# R10 Remote Code for Sony STR-DH500 Receiver?



## poulos_tim (Feb 14, 2003)

My old Sony A/V receiver died, so I picked up a Sony STR-DH500 receiver today. None of the codes shown for Sony on my DirecTV R10 seem to work with this new receiver. I've done some searching on the forums, but can't seem to find anything for this specific receiver.

I've seen some posts mentioning AV1 vs AV2 controls on the receiver, but I'm not really sure what that means or if it might help my situation.

Any help would be much appreciated.

Thanks.


----------



## Edmund (Nov 8, 2002)

Sorry but there isn't code. Sony switched codesets 8 years ago, old being AV1, new being AV2. But for a 5 or 6 years after the big switch, receivers could be set back to the old, so there wan't a big push to add a code in the tivo remotes for Av2 codeset. Now AV2 codeset is it, all Sony receivers are stuck using it, and since there hasn't been a new Dtivo remote 2005. sorry you're out of luck. 

Like the tivo peanut? get yourself a tivo GLO remote, it has a learning feature so you can teach commands to it.


----------



## poulos_tim (Feb 14, 2003)

Not what I wanted to hear, but thanks for the information.

Don't plan on having the R10 for much longer (will upgrade to HD, which will require a new DirecTV DVR), so I guess I'll live with 2 remotes for now.


----------



## Edmund (Nov 8, 2002)

You could upgrade to the current Directv remotes now, it will control the tivo with code 01442, and the code for Sony receivers in AV2 codeset is 31758.

The NFL Logoed RF remotes is only $22. Of course the Rf remote won't control your tivo by RF, only IR.


----------



## poulos_tim (Feb 14, 2003)

Edmund,

I purchased the TiVo GLO remote and it's learning functions were able to pick up the signals for volumn up/down, mute and power for the A/V receiver.
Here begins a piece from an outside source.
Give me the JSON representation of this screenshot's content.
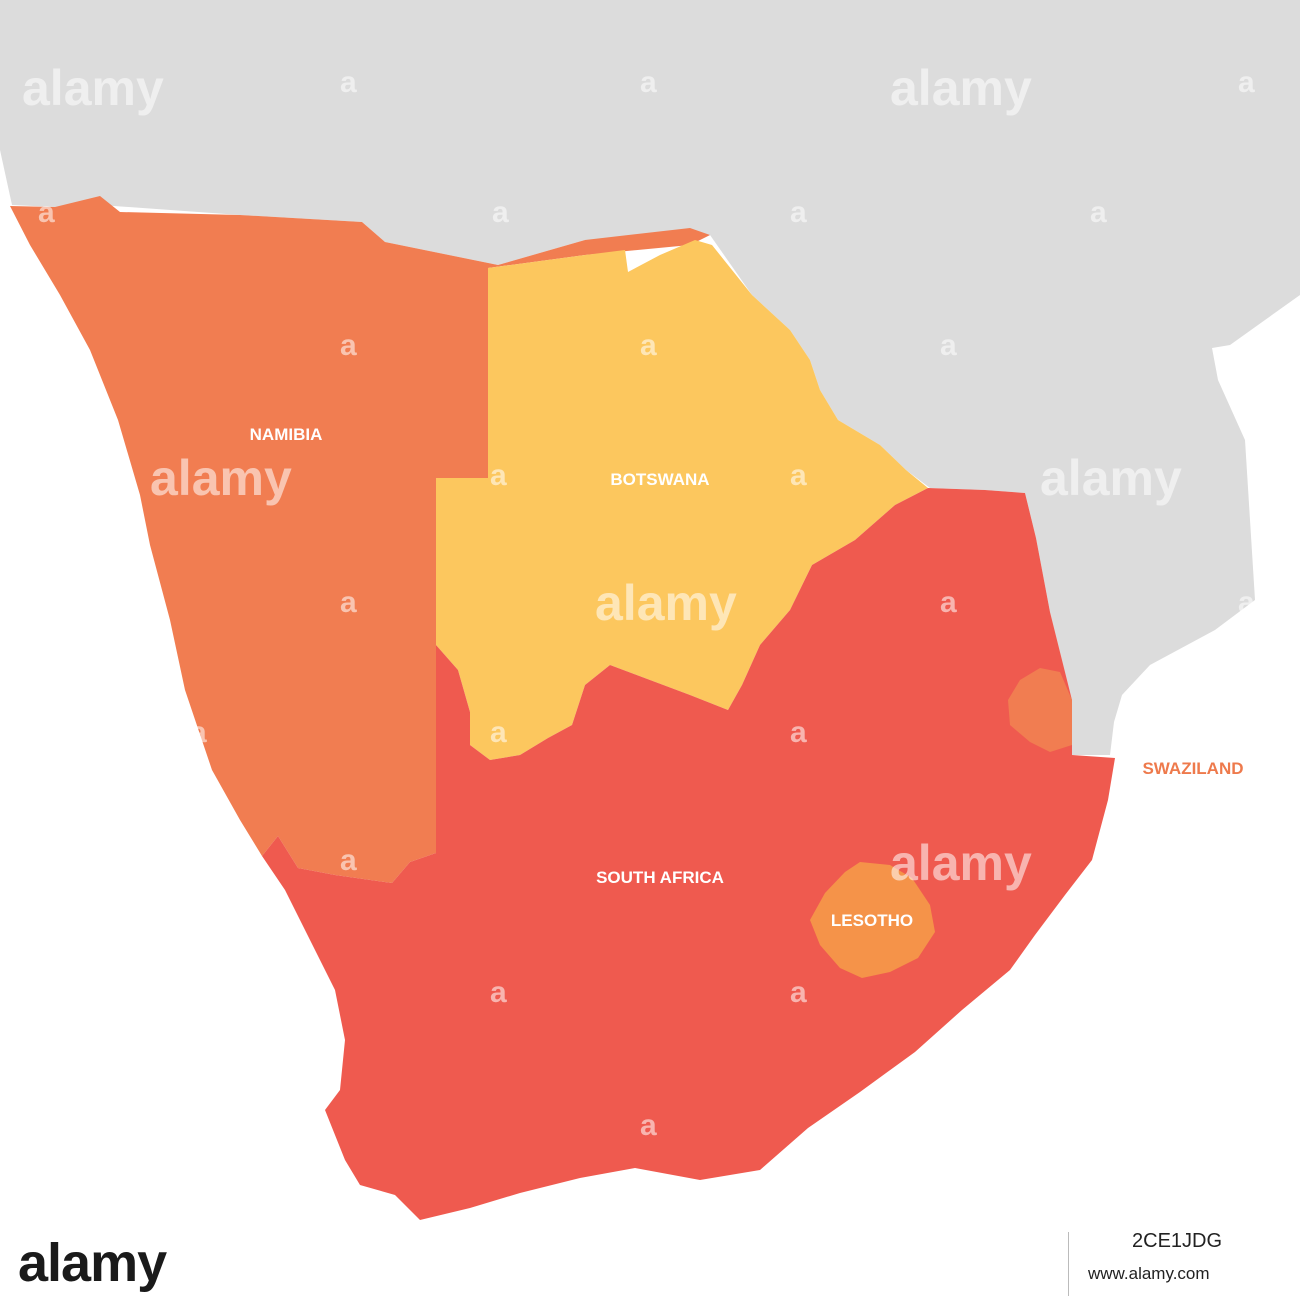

Is there some way for the power button to control both the TV and the A/V receiver? My current TiVo remote was able to power on/off both the TV and the A/V receiver with the same button, but I remember having to go through a specific set of steps to make that work.


----------



## Edmund (Nov 8, 2002)

I haven't done this myself, never owned a GLO remote, but:

http://www.tivocommunity.com/tivo-vb/showthread.php?p=4918810#post4918810


----------



## poulos_tim (Feb 14, 2003)

After a few attempts that seems to have done the trick.

Thanks.


----------